2023年3月、神奈川の横浜市に開業予定のアリーナ会場「Kアリーナ横浜」にてミュージシャンの「ゆず」によるこけら落とし公演の開催が決定しました。

このほかにもこけら落とし公演や催し物は世界で多く開催されており、その度にさまざまな著名人などが出席して特別な日を盛大にお祝いしています。

「こけら落とし」の成功要因

こけら落としと名が付く公演など催し物は基本的に大きな成功を収めているケースがほとんどです。では一体なぜ成功するケースが多いのか、その要因を考えてみます。

1.「初めて」「スタート」に対する興味や関心

こけら落としには新たなスタートという意味合いもあります。

人は、新しくできた建物やその中でおこなわれる催し物に興味や関心を持ちやすいものです。

例えば、地域に新しくできるお店や、店内で行われるオープニングイベントなど、初めてやスタートに対するものに「なんだろう」「どんなものだろう」と興味や関心がわきますよね。このように、こけら落としは人母との興味や関心を引く、話題に事欠かない存在であり、結果的に催し物が成功しやすい状態になるということです。

2.メディアやローカルニュースでも注目を浴びやすい

こけら落としはテレビやニュース、SNSでも話題になるケースが多く、こけら落としが行われる地域でもローカルニュースや新聞などさまざまなシーンで注目を浴びやすくなります。

加えて参加者に著名人がいたり、画面上でしか見たことのない人物が私たちが暮らす地域に来ると知れば、誰もが「自分も行ってみたい」と足を運んでくれるでしょう。

新たな「こけら落とし」の形

今までこけら落としといえば「新たな建物での初公演や催し物」というイメージでした。

しかし近年、こけら落とし公演をインターネットで生配信したり、公演を録音して後から視聴できるようにしたりする取り組みが行われるケースも多く、「こけら落としに参加したいけれど、事情があって参加できない」「その場に行くことができない」などのニーズに応える形も増えています。
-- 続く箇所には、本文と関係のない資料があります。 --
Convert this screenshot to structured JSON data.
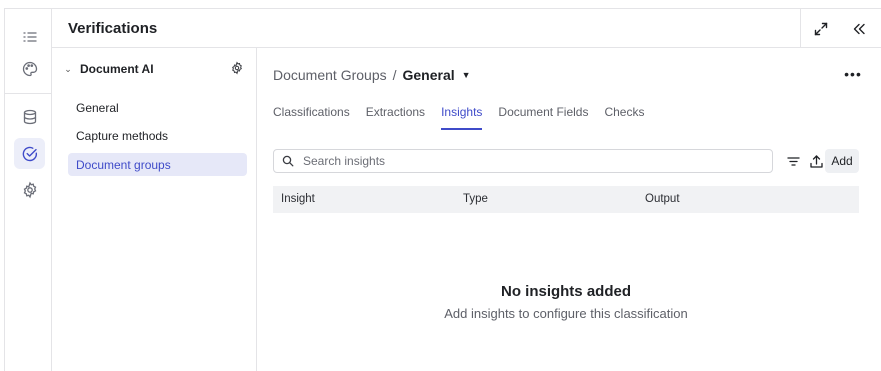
{
  "app": {
    "title": "Verifications"
  },
  "rail": {
    "items": [
      {
        "icon": "list-icon",
        "active": false
      },
      {
        "icon": "palette-icon",
        "active": false
      },
      {
        "icon": "database-icon",
        "active": false
      },
      {
        "icon": "check-circle-icon",
        "active": true
      },
      {
        "icon": "gear-icon",
        "active": false
      }
    ]
  },
  "header": {
    "expand_icon": "expand-icon",
    "collapse_icon": "double-chevron-left-icon"
  },
  "nav": {
    "group_label": "Document AI",
    "items": [
      {
        "label": "General",
        "active": false
      },
      {
        "label": "Capture methods",
        "active": false
      },
      {
        "label": "Document groups",
        "active": true
      }
    ]
  },
  "breadcrumb": {
    "parent": "Document Groups",
    "separator": "/",
    "current": "General"
  },
  "more_label": "•••",
  "tabs": [
    {
      "label": "Classifications",
      "active": false
    },
    {
      "label": "Extractions",
      "active": false
    },
    {
      "label": "Insights",
      "active": true
    },
    {
      "label": "Document Fields",
      "active": false
    },
    {
      "label": "Checks",
      "active": false
    }
  ],
  "search": {
    "placeholder": "Search insights",
    "value": ""
  },
  "toolbar": {
    "add_label": "Add"
  },
  "table": {
    "columns": [
      "Insight",
      "Type",
      "Output"
    ]
  },
  "empty_state": {
    "title": "No insights added",
    "subtitle": "Add insights to configure this classification"
  },
  "colors": {
    "accent": "#3f4bc9",
    "active_bg": "#e6e8f8"
  }
}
新たなこけら落としでは、新聞やポスター、SNS上など、さまざまな広告の出し方ができるため、幅広い層を想定した集客が可能となるでしょう。

縁起のいい「こけら落とし」

こけら落としは、新しい建物でおこなわれる公演や催し物などを成功させるためなど、縁起のいいものとして扱われます。参加者や観覧者にとっても大切な思い出として残るので、気になる公演があった場合は、ぜひ参加してみてください。